I cracked. A secretary made a joke about the Exchange migration, and I took it the wrong way. I yelled at her for no reason. I walked out, went to a store nearby and bought my first pack of cigarettes since I had quit three years before. Five smokes later, I came back in, apologized profusely to the secretary I yelled at and got back to work.

I put off the network shift again while I coasted and let the pressure ease off.

A month or two (or six) later, I was ready to give it another go. Adding another switch, deleting old VLANs, pointing things to the new IP addresses — about 10 hours on a weekend, and everything worked. My plan was 99 percent perfect. My only mistake was not enabling IP routing on the new switch. I was happy with the new setup, and most importantly, the users didn’t see a thing.

I put the wireless on the docket next, but decided to coast at least another month.

The company then decided to onsite the Exchange system, for various reasons. Two servers, a small SAN, a bunch more reading, installation, VMWare ESX 4.1, Exchange 2010, boom, done. Again, it wasn’t seamless, but the problems only lasted a day or two.

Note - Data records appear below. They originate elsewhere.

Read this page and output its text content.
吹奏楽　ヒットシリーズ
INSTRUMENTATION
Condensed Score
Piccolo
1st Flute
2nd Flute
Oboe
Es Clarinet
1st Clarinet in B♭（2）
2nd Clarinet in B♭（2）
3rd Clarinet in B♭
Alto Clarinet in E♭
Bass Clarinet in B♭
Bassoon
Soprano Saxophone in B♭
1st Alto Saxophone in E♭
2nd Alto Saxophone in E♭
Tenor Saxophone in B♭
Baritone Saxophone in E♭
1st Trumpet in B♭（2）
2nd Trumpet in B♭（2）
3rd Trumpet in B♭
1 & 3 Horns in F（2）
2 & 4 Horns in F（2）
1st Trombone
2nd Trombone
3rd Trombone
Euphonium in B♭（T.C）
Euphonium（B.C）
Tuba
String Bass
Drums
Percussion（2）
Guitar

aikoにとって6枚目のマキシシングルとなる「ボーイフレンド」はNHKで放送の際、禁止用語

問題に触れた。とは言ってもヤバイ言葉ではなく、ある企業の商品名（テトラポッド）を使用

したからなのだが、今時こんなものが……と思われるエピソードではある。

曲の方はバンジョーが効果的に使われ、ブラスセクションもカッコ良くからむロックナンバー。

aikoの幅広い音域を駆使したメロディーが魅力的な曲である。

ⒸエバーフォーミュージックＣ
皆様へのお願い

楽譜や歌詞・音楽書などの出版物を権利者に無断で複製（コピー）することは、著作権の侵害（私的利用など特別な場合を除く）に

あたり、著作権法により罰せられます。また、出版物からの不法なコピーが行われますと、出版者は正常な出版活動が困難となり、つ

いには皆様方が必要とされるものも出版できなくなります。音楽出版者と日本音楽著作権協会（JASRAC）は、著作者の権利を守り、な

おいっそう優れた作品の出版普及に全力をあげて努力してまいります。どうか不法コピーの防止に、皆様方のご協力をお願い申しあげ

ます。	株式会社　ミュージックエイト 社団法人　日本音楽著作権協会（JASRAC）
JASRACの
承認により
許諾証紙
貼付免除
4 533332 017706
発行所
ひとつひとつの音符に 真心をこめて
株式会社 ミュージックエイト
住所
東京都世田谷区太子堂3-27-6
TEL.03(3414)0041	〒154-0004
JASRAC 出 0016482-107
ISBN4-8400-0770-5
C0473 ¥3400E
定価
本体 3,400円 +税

Now, to get to the wireless.

But then the Monty Python-esque foot dropped again. Another job change, and I was back to my original company, without the outsourcing company. If I ever have to fill out a resume again, this is going to take some explaining. They hired an additional IT person and I finally had enough mental bandwidth to tackle the wireless head on.

A call to Cisco on the wireless drops basically told me that the previous network admin was out of his depth when setting up the wireless, and the money the company spent on bringing a supposed wireless expert on site to help was 100 percent wasted. I added another controller, a couple more APs, set things up the way Cisco recommended and the wireless has never been more stable.

Looking back, I tried to do too much at once, and paid the price. After growing up a bit, learning the importance of planning everything out, and communicating what was going on with the people affected, things are going pretty well.

There’s an episode of “Futurama” where Bender meets a god-like entity who tells him, “When you do things right, people won't be sure you've done anything at all.” I think that’s a good motto for IT to live by."